The raw material costs (RMCs) account for a total of just two percent of the cost of producing a 500-piece, three-color order of garments in this example; since the RMCs are not the real problem it doesn’t make sense to consider them a real part of the solution.
Leveraging RMCs against other contributing costs—direct labor, general and administrative costs, fixed costs and the price of substrates—reveals that RMCs account for a minimal portion of the total price of operating a business.
Methodology Terms at a Glance
- Durometer—the metric which gauges the hardness of the blade (based on the Shore-A scale for elastomers).

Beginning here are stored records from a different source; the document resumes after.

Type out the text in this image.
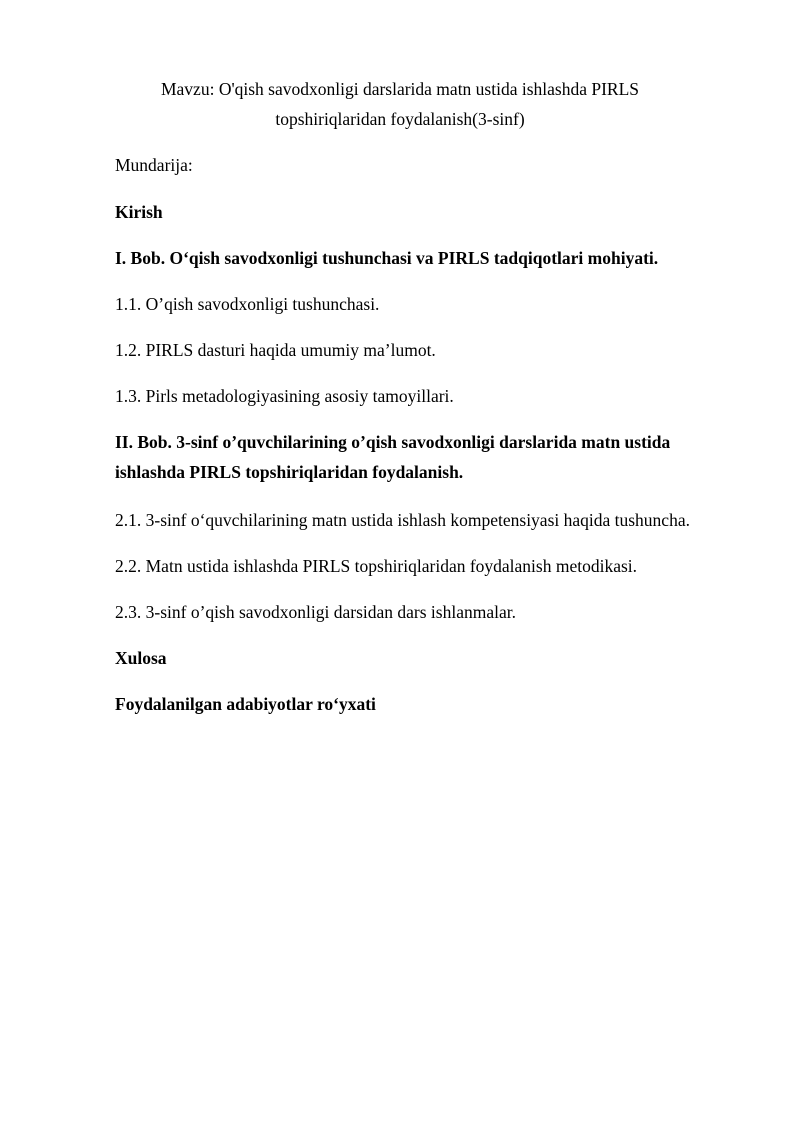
Mavzu: O'qish savodxonligi darslarida matn ustida ishlashda PIRLS
topshiriqlaridan foydalanish(3-sinf)
Mundarija:
Kirish
I. Bob. O‘qish savodxonligi tushunchasi va PIRLS tadqiqotlari mohiyati.
1.1. O’qish savodxonligi tushunchasi.
1.2. PIRLS dasturi haqida umumiy ma’lumot.
1.3. Pirls metadologiyasining asosiy tamoyillari.
II. Bob. 3-sinf o’quvchilarining o’qish savodxonligi darslarida matn ustida
ishlashda PIRLS topshiriqlaridan foydalanish.
2.1. 3-sinf o‘quvchilarining matn ustida ishlash kompetensiyasi haqida tushuncha.
2.2. Matn ustida ishlashda PIRLS topshiriqlaridan foydalanish metodikasi.
2.3. 3-sinf o’qish savodxonligi darsidan dars ishlanmalar.
Xulosa
Foydalanilgan adabiyotlar ro‘yxati
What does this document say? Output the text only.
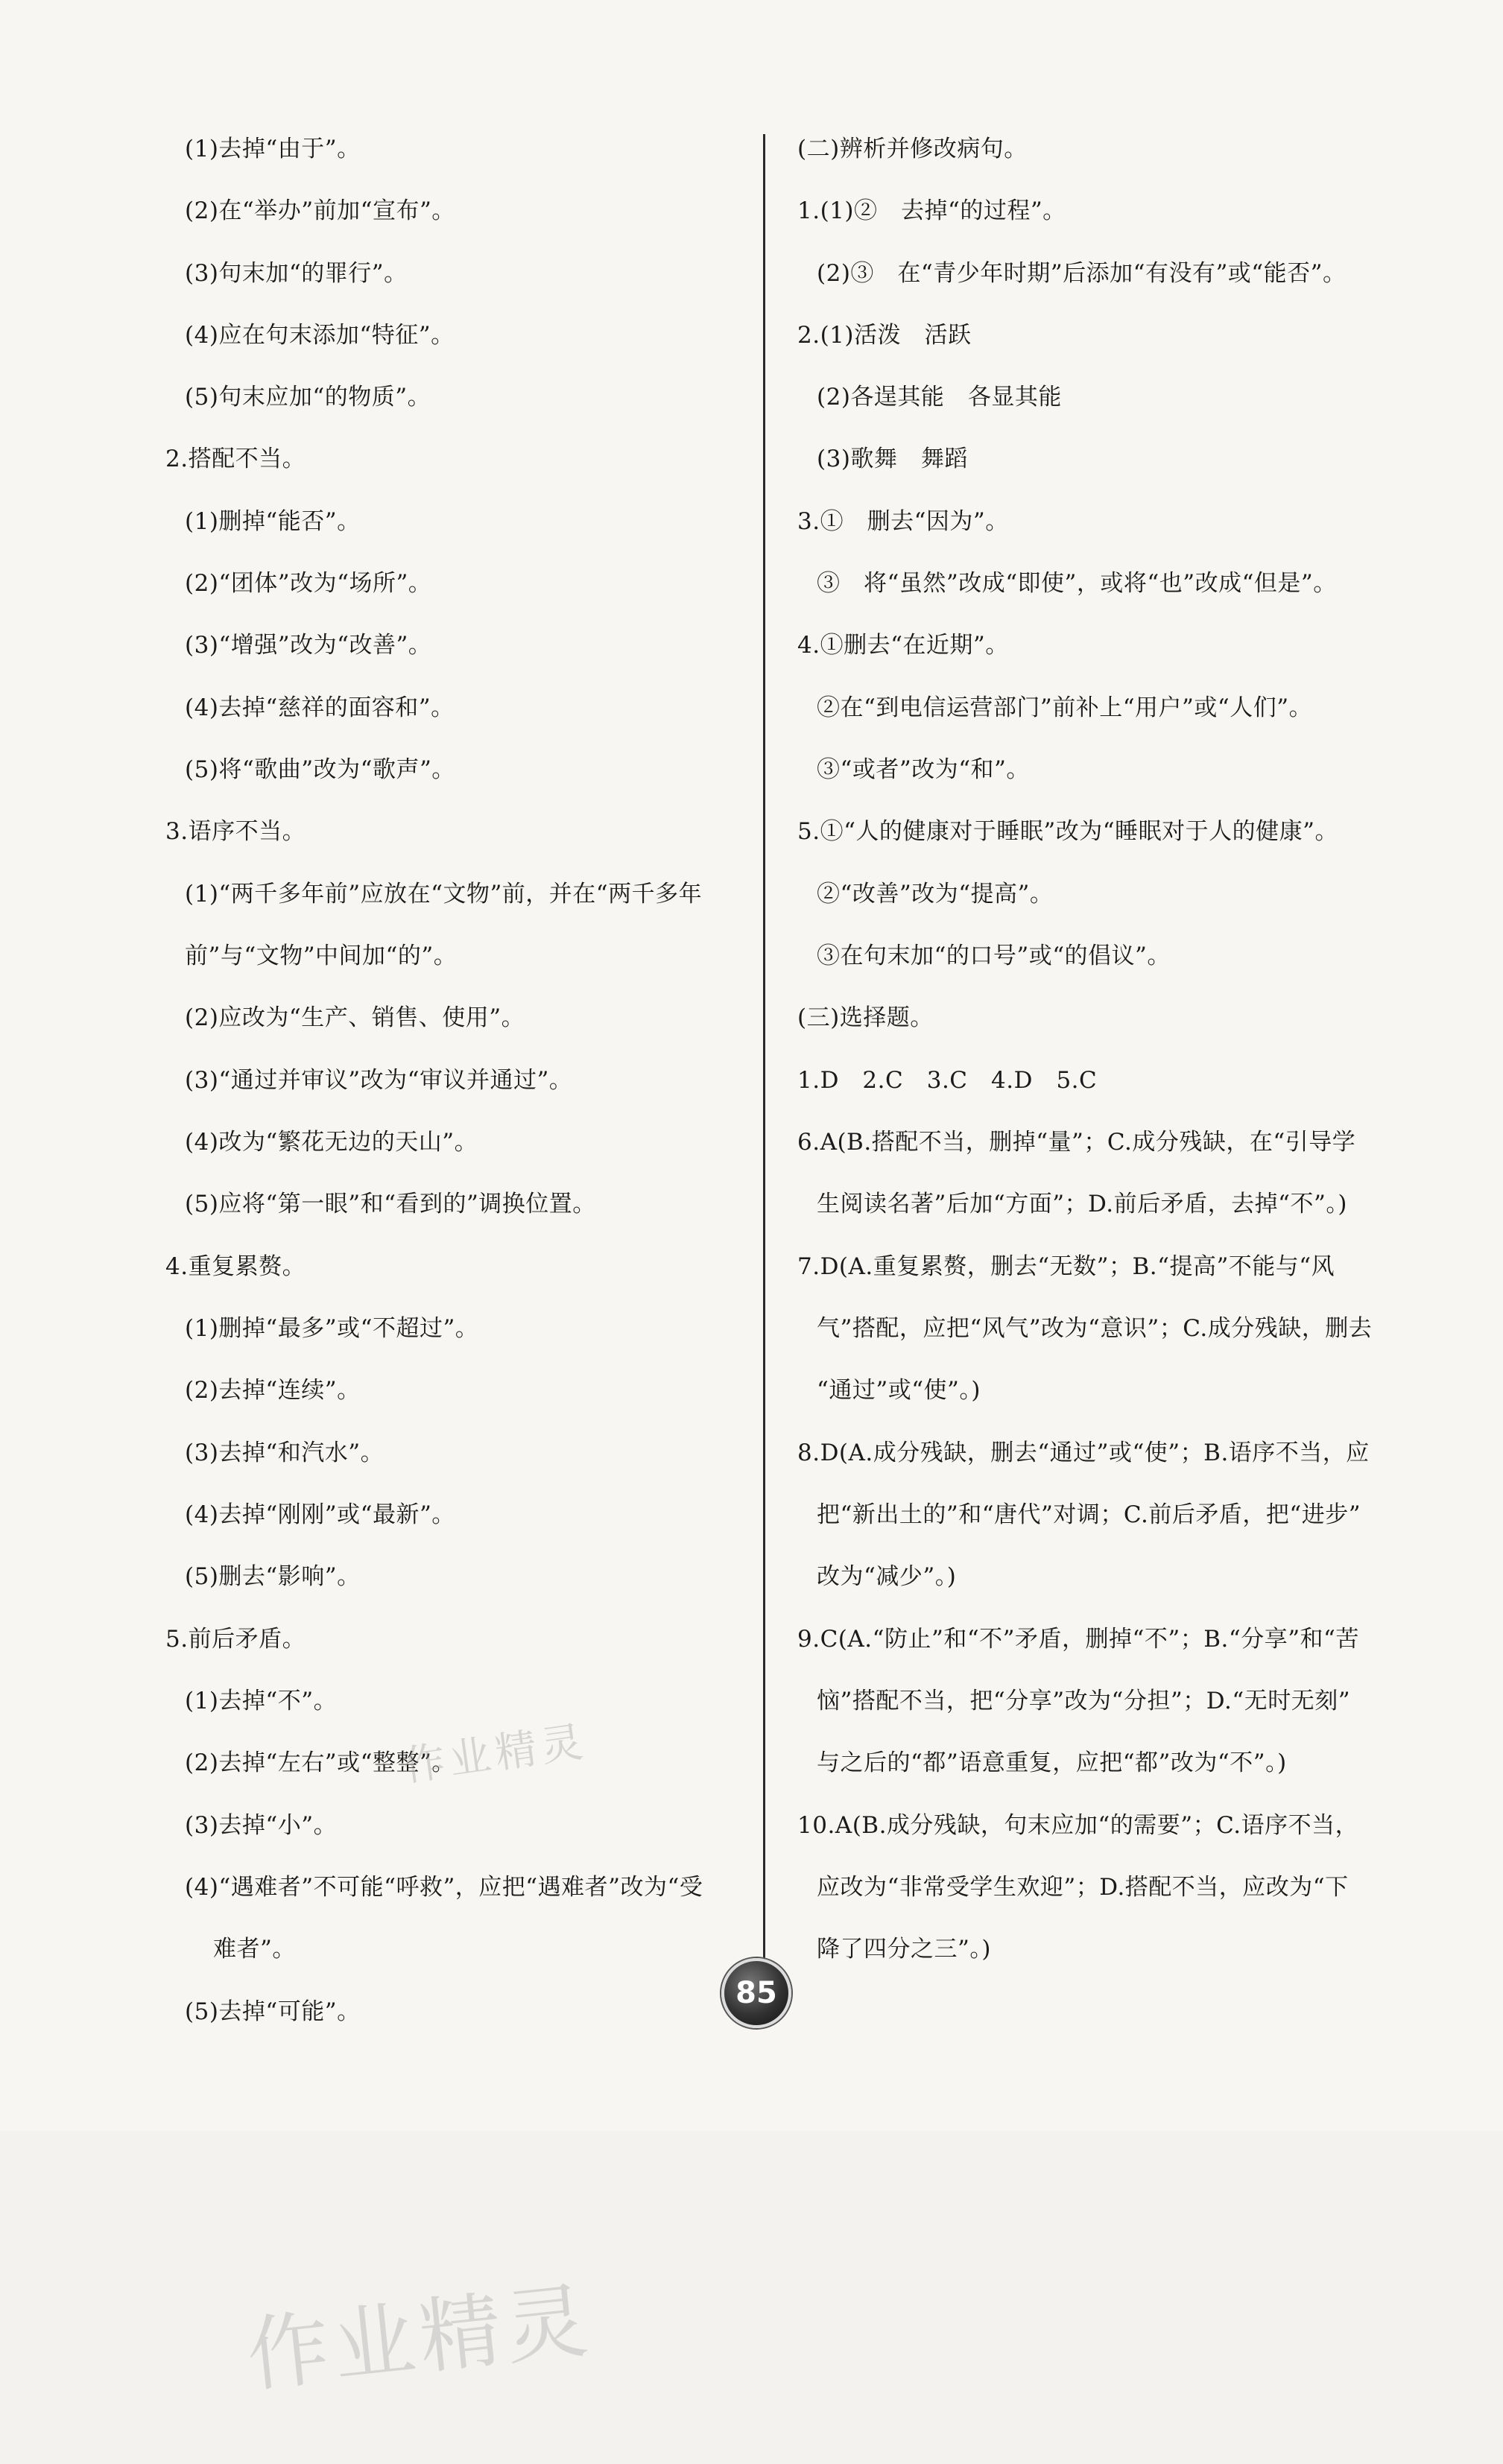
(1)去掉“由于”。
(2)在“举办”前加“宣布”。
(3)句末加“的罪行”。
(4)应在句末添加“特征”。
(5)句末应加“的物质”。
2.搭配不当。
(1)删掉“能否”。
(2)“团体”改为“场所”。
(3)“增强”改为“改善”。
(4)去掉“慈祥的面容和”。
(5)将“歌曲”改为“歌声”。
3.语序不当。
(1)“两千多年前”应放在“文物”前，并在“两千多年
前”与“文物”中间加“的”。
(2)应改为“生产、销售、使用”。
(3)“通过并审议”改为“审议并通过”。
(4)改为“繁花无边的天山”。
(5)应将“第一眼”和“看到的”调换位置。
4.重复累赘。
(1)删掉“最多”或“不超过”。
(2)去掉“连续”。
(3)去掉“和汽水”。
(4)去掉“刚刚”或“最新”。
(5)删去“影响”。
5.前后矛盾。
(1)去掉“不”。
(2)去掉“左右”或“整整”。
(3)去掉“小”。
(4)“遇难者”不可能“呼救”，应把“遇难者”改为“受
难者”。
(5)去掉“可能”。
(二)辨析并修改病句。
1.(1)②　去掉“的过程”。
(2)③　在“青少年时期”后添加“有没有”或“能否”。
2.(1)活泼　活跃
(2)各逞其能　各显其能
(3)歌舞　舞蹈
3.①　删去“因为”。
③　将“虽然”改成“即使”，或将“也”改成“但是”。
4.①删去“在近期”。
②在“到电信运营部门”前补上“用户”或“人们”。
③“或者”改为“和”。
5.①“人的健康对于睡眠”改为“睡眠对于人的健康”。
②“改善”改为“提高”。
③在句末加“的口号”或“的倡议”。
(三)选择题。
1.D　2.C　3.C　4.D　5.C
6.A(B.搭配不当，删掉“量”；C.成分残缺，在“引导学
生阅读名著”后加“方面”；D.前后矛盾，去掉“不”。)
7.D(A.重复累赘，删去“无数”；B.“提高”不能与“风
气”搭配，应把“风气”改为“意识”；C.成分残缺，删去
“通过”或“使”。)
8.D(A.成分残缺，删去“通过”或“使”；B.语序不当，应
把“新出土的”和“唐代”对调；C.前后矛盾，把“进步”
改为“减少”。)
9.C(A.“防止”和“不”矛盾，删掉“不”；B.“分享”和“苦
恼”搭配不当，把“分享”改为“分担”；D.“无时无刻”
与之后的“都”语意重复，应把“都”改为“不”。)
10.A(B.成分残缺，句末应加“的需要”；C.语序不当，
应改为“非常受学生欢迎”；D.搭配不当，应改为“下
降了四分之三”。)
作业精灵
85
作业精灵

- Ejection—one method of transferring low viscosity inks through mesh.
- EOM (emulsion over mesh)—stencil thickness as determined by the amount of emulsion used to expose a stencil.
- Extrusion—another method, opposite of ejection, of transferring high viscosity inks through mesh.
- Footprint—the amount of blade in contact with the mesh during the print stroke.
- Funnel—the shape of the divergent tunnel created between the blade and mesh during the print stroke.
- Mesh count—a result of the diameter of the thread and the dimension of the opening.
- Shear (thinning)—describing the viscosity of inks and how easily they can build momentum to move through mesh.
Choosing the Right Mesh
Pick a mesh that will support your process while remembering three facts—thicker ink films equal tougher printing, the stencil can be used to exaggerate fine details and there is not a lot of percentage in running very large solid areas in thick film unless you like bulletproof prints.
The optimal screen-mesh choices for thick-film are:
- Mesh number three for extreme thick ink printing with an ultra-thick stencil; well-suited for manual printing.
- Number five is well-suited for a thick print with the fewest (but long dwell) flashes and cooling, and a surface-enhancing high print speed.
- Number seven works well as a base coat or for a multitude of layers (although you may want to go thinner as you add layers).
- Mesh number 14 is great for detail-enhancement with thick stencils. Higher counts than our number 14 may be usable, but pretest for suitability and be sure the ink will go the distance at a reasonable speed under such high restriction.